Европейскость Джозефа Конрада

Согласно решению Сейма, 2017 год станет в Польше годом, в частности, Джозефа Конрада, английского писателя польского происхождения (настоящее имя — Юзеф Теодор Конрад Коженёвский). В этом году исполняется 160 лет со дня его рождения. В этом и последующих номерах «Новой Польши» мы публикуем эссе, специально подготовленные для русского читателя выдающейся исследовательницей творчества Конрада Анной М. Щепан.

 

По ряду причин понятие Европы в судьбе Конрада играет совершенно особую роль. Во-первых, в Европе ему пришлось искать прибежища и своего места на земле. Во-вторых, писатель оказался непосредственным свидетелем и участником расширения европейского влияния в процессе колонизации и, столкнувшись с «инакостью», осознал невозможность бегства от собственной европейской идентичности. Пониманию этого способствовал опыт конфронтации: необходимость определять самого себя и реагировать на восприятие себя Другим. Другого Конрад познавал посредством европейских категорий и критериев, а реакция и восприятие Другим того, что представлял собой он сам, открывала перед писателем элементы европейской идентичности, в которых он ранее не отдавал себе отчет.

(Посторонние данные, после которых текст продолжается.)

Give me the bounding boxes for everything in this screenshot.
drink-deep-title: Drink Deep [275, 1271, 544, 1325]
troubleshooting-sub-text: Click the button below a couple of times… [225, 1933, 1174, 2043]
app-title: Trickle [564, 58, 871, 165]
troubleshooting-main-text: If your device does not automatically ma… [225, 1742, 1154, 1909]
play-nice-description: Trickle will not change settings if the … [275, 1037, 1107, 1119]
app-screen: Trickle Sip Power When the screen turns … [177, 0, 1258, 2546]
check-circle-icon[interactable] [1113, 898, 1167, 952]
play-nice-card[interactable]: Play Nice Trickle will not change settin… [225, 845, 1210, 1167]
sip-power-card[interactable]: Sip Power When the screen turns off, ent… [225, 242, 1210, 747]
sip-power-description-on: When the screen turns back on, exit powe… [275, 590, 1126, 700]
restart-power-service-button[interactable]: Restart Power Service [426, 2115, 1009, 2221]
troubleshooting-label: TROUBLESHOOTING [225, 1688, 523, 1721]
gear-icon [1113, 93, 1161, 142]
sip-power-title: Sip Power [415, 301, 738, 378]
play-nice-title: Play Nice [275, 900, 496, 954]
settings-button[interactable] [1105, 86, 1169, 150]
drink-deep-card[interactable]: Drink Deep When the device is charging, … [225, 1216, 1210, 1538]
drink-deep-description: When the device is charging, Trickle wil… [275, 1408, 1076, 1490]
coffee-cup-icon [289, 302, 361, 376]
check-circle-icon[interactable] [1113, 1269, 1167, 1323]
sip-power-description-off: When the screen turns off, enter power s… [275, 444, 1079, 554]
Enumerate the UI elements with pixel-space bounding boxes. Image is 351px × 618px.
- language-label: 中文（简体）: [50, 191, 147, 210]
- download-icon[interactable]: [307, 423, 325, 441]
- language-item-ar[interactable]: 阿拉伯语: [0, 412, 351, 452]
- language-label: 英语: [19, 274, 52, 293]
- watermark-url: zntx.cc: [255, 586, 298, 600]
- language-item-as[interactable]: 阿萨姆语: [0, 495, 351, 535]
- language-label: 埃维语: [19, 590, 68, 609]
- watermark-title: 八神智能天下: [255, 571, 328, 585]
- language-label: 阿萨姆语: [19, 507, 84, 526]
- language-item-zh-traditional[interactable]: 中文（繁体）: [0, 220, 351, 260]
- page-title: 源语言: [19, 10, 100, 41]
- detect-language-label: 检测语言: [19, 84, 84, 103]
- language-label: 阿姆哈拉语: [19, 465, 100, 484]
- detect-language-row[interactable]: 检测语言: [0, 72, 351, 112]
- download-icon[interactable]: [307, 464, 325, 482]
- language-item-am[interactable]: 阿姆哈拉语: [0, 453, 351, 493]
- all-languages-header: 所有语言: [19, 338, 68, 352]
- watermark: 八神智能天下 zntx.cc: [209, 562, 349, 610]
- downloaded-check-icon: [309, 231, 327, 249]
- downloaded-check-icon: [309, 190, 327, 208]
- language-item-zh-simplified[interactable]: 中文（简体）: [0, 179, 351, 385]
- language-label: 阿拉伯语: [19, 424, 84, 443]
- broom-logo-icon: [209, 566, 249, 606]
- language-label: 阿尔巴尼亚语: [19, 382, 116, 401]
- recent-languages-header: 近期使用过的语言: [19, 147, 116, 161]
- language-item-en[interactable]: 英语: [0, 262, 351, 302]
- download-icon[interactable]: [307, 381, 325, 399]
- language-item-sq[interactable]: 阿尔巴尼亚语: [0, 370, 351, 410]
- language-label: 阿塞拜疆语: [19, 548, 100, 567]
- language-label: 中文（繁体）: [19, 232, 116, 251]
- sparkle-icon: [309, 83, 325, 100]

Понятия «Европа» и «Запад» утратили незыблемость и четкость. Мы зачастую употребляем эти термины как синонимы, однако все же не следует полностью их отождествлять, на что обратил внимание Кристофер Гогвилт в своей книге «Изобретение Запада». Он утверждает, что идея Запада возникла на рубеже веков, когда определились области влияния западного и восточного империализма и приобрели значимость расхождения между Восточной и Западной Европой. В это время геополитическая идея Европы трансформировалась в понятие Запада. Где была тогда Польша? И какое место заняла после завершения этой трансформации?

Европа как «прибежище» и как «свое место на земле» — соединение двух этих формул может коробить. Если человек где-то находит свое место, значит, там он чувствует себя в безопасности, однако совершенно необязательно там, где он чувствует себя в безопасности — его место. Напряжение между двумя этими возможностями и характеризует творчество Конрада. Говоря о Европе как о прибежище, следует, прежде всего, отметить, что в «преступлении раздела Польши» участвовали как раз европейские государства, а следовательно — быть европейцем не означает непременно разделять польские интересы; даже если эти страны не являлись представителями Европы как таковой, то совершенный ими раздел никак не повлиял на их собственное политическое положение на старом континенте. Никто не осудил их и не разорвал с ними отношения по той причине, что они, объединившись с Россией, аннексировали не такую уж маленькую страну и десятилетиями вели на ее территории грабительскую и направленную на стирание национальной идентичности деятельность. Никто в Европе не встретил с распростертыми объятиями экзальтированного юношу из «российской» части Польши, горя желанием помочь ему встать на ноги. А следовательно — нельзя априори называть Европу прибежищем: Европа как целое не могла ни предложить его, ни обеспечить; прибежище Коженёвский нашел в конкретной стране, которой остался верен и благодарен.

Однако стала ли она его местом на земле? Как заметила Асако Накаи: «Польша олицетворяет прошлое, тогда как Англия устремлена в будущее; между ними простирается обширная территория Европы, по отношению к которой и Англия, и Польша находятся на окраинах»*. Тезис Накаи подталкивает к дальнейшим размышлениям. Эта окраина была областью соприкосновения с инакостью: Польши — с Россией, ее деспотизмом, восточной напыщенностью и запретом на сопротивление ее имперской силе, Англия же, колониальная держава, видела себя в своей окраинности не бастионом или крепостью, но центром относительно других окраин. Таким образом, Англия как окраина Европы становилась ее центром по отношению к остальному миру.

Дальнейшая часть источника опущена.